Kristen Stewart, our breakout star, as Joan Jett, had some better luck in the biographical department. Joan Jett, part 1, had been a producer of the movie, and hung out on set. She had a direct reference for her mimicry, and it shows. She is absolutely incredible as Jett, representing the band's raw rock n'roll energy, their need to play and be taken as more than the soft-core porn gimmick Currie represents. Yet, while she is incredible, their are times when you know it's Stewart...despite their resemblence, and her amazing bouts of performance, Stewart's lazy lull, her mumbling, will show up at the wrong times.
As for the movie itself, it, too, parallels to the actual band. Both were a brilliant combination of raw, anarchic music and carefully-coordinated commercialism. They know how to get their message across while still appealing to the masses. They know when to switch from lyrics and riffs to catchy choruses and borderline-kiddie porn lesbian sex scenes. It captures the seventies perfectly, down to the sunglasses and the cigarette brands, to the bleeched, grainy lens filter.
What I did not like, though, was the glossing over of The Runaways' impact on music. The first successful all-girl rock band, it breaks some fucking barriers. But it is barely given a passing reference of how big they're gonna be in the beginning, a montage of magazine headlines, and them carayzay Japanese fangirls. The rest of the band, the ones who aren't Jett and Currie, remember?, barely get any lines, except for Stella Maeve's cofounding Sandy West, the drummer (it's always the drummer), who we get a lot of before Currie joins, and one scene where Scout Taylor-Compton's Lita Ford goes off on Currie in a recording session. Alia Shawkat's fictional bassist Robin, representing Jackie Fox and a plethora of other bassists the band went through, is given maybe two throwaway lines and a bikini scene at the crappy hotel pool. This may be justified, as their really is no character there, and they wanted to keep it as true as possible, but still.

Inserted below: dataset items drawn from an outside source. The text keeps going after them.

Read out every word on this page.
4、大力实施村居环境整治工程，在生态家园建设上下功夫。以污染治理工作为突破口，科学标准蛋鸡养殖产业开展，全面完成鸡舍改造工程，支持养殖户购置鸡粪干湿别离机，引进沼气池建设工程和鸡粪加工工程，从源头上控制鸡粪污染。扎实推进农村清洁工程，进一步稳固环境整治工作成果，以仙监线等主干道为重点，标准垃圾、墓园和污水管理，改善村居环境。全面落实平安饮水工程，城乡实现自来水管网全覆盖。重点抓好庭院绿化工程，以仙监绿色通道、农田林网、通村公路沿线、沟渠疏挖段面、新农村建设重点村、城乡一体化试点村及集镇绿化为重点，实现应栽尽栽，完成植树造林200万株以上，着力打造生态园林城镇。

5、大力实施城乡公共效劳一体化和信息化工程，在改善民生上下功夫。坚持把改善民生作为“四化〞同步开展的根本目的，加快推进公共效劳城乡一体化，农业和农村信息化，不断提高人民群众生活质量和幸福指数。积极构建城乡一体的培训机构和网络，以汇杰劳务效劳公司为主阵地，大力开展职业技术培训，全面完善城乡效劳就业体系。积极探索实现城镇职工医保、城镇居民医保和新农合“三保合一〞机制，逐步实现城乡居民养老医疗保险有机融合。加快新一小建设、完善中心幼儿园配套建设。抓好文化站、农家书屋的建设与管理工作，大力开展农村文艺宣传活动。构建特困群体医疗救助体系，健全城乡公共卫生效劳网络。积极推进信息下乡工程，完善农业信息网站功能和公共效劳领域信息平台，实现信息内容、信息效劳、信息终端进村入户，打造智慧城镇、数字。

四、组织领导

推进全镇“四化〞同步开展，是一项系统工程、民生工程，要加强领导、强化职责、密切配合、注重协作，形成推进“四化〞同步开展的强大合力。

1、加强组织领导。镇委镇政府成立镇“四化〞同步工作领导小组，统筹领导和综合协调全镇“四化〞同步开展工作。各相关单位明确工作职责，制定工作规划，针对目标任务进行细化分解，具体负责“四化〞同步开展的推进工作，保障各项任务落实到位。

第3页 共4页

Michael Shannon, my love, plays the tyrannical and flamboyant producer/manager Kim Fowley as just that: tyrannical and flamboyant. Never reaching past a combination of evil band manager and glittery comic relief, helping the under-18 girls to stardom and verbally abusing them to breakups. He's a skeevy worm of a dude, but calculating and smart when it comes to press and selling these jailbait he finds himself assembling. Right down to the scene where he and Joan come up with the catch to "Cherry Bomb" in their rehearsel trailer, with Cherrie waiting outside, as
an audition song for her, he is the commercial to their music, he is what keeps them relevent. He's a twisted sort of genius, this guy.
Now, it tries very hard to be edgy, and is one of the better music biopics, but it often falls into the rock n'roll cliches. From the aforementioned Japanese fangirls chasing them around town, to the drug-fueled binges and orgies, to the ODs, to the violent, throw-shit-at-the-wall recording booth breakup, to the success of one (Jett) and fall of the other (Currie)...and it all happens in a year. The end glosses over Jett's success with the superior Joan Jett and the Blackhearts, Currie's quieter success (everyone else just sort of disappears). Nonetheless, it's an almost-fitting dedication to the one-note band that made rock history.